On ne voit pas, à vrai dire, comment cette divergence peut causer un préjudice quelconque au requérant. Quoi qu'il en soit, cette critique ne correspond pas à la réalité des faits. Le premier notateur a, en réalité, donné l'appréciation suivante : «Assez bon, toutefois excellent en ce qui concerne uniquement la comptabilité». La notation analytique constitue ainsi une moyenne et, contrairement à ce qu'objecte M. Elz, on peut dégager, sans arbitraire, une moyenne entre deux valeurs qualitatives.
— Le requérant reproche en second lieu aux notateurs d'avoir assorti leur appréciation d'un commentaire, ce qui n'est prévu que pour les notes «très bien» et «insuffisant», et plus spécialement au deuxième notateur d'avoir employé la notation «normal» qui n'est pas prévue comme critère de notation.
On répondra ici que le formulaire de notation n'interdit pas expressément un commentaire pour les notations autres que «très bien» et «insuffisant». D'autre part, le qualificatif «normal» est indiqué, dans le formulaire lui-même, comme équivalent à «bon».
— Enfin, M. Elz conteste le reproche qui lui est fait d'un choix inopportun ans ses demandes de congé alors qu'il s'est conformé aux dispositions du statut.

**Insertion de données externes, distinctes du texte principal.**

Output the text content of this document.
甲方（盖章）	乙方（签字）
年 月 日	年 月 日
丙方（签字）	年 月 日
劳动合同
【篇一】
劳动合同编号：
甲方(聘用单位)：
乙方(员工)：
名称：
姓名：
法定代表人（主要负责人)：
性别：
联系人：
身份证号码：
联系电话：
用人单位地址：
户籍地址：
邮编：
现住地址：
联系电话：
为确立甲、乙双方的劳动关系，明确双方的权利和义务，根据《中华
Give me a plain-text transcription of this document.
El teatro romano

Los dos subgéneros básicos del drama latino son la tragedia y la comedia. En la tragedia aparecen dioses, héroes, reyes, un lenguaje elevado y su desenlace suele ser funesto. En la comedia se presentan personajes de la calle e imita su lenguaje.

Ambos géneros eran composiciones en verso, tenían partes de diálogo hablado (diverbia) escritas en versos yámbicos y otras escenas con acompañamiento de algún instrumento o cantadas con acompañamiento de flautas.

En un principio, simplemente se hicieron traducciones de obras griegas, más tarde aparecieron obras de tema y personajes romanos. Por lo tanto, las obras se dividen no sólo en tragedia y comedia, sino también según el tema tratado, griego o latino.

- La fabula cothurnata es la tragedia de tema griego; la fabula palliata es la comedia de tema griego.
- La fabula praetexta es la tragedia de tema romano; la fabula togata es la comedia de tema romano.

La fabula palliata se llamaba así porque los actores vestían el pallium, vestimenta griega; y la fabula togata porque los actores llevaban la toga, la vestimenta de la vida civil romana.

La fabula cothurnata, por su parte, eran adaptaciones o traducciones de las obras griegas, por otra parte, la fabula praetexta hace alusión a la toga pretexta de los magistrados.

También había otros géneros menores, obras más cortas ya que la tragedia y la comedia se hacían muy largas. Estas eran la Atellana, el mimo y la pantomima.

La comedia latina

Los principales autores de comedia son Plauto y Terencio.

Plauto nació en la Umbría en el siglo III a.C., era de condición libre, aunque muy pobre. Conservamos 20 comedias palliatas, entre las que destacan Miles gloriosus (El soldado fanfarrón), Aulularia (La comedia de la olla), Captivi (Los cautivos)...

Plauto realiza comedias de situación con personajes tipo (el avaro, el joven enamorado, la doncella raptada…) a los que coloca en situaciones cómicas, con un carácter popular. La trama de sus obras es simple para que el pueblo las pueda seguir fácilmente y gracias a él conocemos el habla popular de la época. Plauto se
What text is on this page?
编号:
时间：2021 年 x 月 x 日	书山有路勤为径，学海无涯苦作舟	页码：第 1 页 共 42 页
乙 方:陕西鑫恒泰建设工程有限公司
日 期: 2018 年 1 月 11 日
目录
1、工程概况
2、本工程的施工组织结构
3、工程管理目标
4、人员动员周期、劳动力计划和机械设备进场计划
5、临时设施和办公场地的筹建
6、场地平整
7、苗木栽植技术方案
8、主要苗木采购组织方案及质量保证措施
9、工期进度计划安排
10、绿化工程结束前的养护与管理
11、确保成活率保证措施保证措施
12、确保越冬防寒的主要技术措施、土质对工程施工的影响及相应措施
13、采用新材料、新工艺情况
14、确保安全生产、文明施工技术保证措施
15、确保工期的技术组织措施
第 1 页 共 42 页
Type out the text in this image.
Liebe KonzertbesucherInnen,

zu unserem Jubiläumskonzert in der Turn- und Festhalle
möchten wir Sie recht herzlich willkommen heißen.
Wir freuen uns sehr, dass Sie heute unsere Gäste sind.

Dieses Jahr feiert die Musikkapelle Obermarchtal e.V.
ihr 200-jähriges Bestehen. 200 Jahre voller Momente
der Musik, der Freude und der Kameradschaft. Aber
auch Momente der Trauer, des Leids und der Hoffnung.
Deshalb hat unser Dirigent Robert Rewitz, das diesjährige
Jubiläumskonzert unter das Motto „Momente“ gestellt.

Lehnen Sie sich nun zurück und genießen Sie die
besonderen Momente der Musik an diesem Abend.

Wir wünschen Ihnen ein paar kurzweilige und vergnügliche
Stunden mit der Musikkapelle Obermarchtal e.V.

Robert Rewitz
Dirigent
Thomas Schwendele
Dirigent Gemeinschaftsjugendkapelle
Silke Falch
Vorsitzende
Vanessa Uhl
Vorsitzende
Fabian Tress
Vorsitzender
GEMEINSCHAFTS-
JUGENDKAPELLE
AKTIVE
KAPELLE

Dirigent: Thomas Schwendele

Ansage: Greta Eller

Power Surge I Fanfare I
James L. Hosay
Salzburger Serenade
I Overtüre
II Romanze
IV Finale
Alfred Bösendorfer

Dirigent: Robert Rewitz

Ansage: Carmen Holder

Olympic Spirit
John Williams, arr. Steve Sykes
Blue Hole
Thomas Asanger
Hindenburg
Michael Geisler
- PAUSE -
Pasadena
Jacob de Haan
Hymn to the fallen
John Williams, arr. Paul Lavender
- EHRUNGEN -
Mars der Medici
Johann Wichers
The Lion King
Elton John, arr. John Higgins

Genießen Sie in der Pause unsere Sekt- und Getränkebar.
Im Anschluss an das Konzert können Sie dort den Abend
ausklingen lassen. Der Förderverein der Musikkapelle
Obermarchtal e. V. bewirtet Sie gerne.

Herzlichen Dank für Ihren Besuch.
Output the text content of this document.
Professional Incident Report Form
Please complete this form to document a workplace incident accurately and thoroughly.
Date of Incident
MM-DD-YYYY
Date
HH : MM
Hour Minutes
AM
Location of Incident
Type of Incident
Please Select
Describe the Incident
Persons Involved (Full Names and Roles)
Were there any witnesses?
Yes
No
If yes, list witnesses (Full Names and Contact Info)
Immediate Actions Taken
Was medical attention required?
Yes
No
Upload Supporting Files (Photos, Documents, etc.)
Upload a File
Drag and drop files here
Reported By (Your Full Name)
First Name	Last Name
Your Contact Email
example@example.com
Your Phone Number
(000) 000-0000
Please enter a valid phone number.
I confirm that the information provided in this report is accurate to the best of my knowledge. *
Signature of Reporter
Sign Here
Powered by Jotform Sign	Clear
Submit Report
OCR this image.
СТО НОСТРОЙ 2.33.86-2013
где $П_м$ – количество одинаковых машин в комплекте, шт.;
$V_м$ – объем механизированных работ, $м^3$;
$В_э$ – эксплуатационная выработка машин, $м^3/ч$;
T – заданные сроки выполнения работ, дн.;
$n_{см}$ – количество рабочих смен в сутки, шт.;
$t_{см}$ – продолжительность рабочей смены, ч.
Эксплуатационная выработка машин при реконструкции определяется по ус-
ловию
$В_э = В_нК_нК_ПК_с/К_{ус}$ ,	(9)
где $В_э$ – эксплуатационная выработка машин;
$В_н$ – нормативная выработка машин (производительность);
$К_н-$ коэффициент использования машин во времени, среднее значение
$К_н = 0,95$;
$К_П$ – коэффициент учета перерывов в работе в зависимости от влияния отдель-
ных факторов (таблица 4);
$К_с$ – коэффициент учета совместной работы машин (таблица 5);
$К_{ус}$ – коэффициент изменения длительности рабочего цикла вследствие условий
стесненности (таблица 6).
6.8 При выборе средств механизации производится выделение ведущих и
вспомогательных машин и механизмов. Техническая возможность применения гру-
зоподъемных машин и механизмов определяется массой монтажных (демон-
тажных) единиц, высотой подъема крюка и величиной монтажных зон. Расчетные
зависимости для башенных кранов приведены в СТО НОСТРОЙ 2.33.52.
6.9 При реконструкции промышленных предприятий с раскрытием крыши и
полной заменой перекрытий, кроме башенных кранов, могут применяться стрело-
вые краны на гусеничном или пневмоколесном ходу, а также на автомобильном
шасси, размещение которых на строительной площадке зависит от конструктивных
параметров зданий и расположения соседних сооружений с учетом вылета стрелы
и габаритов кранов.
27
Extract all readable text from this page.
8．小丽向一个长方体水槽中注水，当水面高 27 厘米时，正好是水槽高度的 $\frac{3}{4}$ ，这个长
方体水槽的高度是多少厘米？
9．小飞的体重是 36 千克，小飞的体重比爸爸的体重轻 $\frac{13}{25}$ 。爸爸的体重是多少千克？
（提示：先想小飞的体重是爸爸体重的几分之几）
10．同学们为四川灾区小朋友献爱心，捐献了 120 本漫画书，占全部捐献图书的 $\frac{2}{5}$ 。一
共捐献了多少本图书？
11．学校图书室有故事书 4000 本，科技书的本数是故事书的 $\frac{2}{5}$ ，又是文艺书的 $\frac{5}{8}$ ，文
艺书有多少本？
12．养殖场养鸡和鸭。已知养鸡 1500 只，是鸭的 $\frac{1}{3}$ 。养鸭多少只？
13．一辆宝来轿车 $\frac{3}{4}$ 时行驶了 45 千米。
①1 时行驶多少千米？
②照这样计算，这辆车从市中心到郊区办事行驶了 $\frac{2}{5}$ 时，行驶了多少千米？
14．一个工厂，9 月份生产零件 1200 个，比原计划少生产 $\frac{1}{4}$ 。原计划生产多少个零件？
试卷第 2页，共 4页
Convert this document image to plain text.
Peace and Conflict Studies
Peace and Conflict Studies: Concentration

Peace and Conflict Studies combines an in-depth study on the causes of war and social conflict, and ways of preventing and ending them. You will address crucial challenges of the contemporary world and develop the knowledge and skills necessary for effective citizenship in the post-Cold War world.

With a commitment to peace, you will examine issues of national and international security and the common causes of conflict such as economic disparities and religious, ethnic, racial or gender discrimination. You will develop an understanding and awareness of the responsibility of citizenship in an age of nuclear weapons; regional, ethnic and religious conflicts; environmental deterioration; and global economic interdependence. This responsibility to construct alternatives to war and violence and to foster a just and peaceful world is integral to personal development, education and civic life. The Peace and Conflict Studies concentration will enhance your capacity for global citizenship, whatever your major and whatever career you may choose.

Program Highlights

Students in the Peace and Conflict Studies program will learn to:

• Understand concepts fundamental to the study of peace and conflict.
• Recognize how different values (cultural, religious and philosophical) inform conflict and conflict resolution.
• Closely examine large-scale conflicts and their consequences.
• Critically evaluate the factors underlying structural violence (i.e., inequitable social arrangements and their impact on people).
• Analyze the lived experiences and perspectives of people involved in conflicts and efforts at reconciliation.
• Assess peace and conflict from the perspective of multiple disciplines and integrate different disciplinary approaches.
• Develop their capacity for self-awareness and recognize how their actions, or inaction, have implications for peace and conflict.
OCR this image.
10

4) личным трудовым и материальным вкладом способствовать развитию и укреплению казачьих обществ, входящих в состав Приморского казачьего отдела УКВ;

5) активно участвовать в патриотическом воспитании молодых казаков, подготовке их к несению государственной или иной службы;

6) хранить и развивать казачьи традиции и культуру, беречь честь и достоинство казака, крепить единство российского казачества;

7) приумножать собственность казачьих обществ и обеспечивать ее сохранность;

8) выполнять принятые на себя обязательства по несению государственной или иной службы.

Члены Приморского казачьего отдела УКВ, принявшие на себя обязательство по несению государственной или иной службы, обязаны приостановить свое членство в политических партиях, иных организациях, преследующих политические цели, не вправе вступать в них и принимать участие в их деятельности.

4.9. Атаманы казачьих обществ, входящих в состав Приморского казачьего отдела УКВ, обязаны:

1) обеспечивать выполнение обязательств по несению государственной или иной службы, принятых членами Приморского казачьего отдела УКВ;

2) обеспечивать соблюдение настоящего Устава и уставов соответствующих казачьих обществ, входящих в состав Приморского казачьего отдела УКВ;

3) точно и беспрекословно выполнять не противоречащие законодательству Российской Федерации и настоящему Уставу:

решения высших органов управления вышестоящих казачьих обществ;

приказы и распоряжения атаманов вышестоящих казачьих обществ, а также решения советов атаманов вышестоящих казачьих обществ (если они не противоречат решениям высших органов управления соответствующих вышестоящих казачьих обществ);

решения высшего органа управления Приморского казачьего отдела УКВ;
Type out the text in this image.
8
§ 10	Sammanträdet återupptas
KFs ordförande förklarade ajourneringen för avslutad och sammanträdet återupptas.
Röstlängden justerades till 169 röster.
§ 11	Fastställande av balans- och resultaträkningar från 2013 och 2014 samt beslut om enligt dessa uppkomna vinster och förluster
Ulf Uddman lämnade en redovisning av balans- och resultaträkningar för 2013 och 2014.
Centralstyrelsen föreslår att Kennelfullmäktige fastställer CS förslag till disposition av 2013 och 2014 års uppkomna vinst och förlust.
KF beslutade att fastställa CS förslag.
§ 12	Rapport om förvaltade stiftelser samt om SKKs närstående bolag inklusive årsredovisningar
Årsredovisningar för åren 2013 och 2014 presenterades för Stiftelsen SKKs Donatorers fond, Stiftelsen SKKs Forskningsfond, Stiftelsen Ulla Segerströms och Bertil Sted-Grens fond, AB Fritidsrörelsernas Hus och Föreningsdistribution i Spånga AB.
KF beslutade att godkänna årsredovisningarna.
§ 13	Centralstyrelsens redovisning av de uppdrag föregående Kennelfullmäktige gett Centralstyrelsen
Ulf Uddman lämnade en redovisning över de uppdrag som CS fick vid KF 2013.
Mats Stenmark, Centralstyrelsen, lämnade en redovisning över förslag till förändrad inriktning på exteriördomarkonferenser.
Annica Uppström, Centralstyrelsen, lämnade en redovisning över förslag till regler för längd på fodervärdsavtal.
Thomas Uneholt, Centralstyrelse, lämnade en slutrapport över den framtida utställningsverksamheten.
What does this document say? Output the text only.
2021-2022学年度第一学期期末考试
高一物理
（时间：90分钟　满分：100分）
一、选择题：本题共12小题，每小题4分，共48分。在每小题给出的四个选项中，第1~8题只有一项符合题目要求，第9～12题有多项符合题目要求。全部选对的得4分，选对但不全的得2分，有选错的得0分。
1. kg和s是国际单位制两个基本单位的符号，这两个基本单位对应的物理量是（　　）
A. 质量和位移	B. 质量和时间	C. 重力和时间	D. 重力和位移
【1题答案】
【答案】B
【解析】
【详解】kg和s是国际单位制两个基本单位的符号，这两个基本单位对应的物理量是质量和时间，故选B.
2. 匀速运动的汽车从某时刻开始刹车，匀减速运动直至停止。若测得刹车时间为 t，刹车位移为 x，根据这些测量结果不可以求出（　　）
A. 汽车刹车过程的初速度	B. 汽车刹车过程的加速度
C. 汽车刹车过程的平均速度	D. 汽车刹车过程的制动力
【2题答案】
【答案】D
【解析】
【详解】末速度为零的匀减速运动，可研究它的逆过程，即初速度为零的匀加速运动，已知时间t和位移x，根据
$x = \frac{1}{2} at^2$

Il soutient en outre qu'il s'agit là d'éléments étrangers aux critères de notation.
On répondra ici que ce point se rattache à la «conduite dans le service» qui est expressément mentionnée à l'article 43 du statut. Par ailleurs, les conditions dans lesquelles sont pris les congés ont leur importance quant à la marche de l'unité administrative à laquelle appartient un fonctionnaire. Il n'est donc pas anormal que ses supérieurs aient attiré l'attention de M. Elz sur la nécessité de développer sur ce point son sens des responsabilités.
Aucune des critiques formulées par le requérant ne nous paraît donc résister à l'examen. Toutefois, sans qu'il y ait lieu d'y répondre, et pour les raisons que nous avons indiquées, nous concluons au rejet comme irrecevable du recours de M. Elz, et à ce que la charge des dépens soit répartie dans les conditions prévues à l'article 70 du règlement de procédure.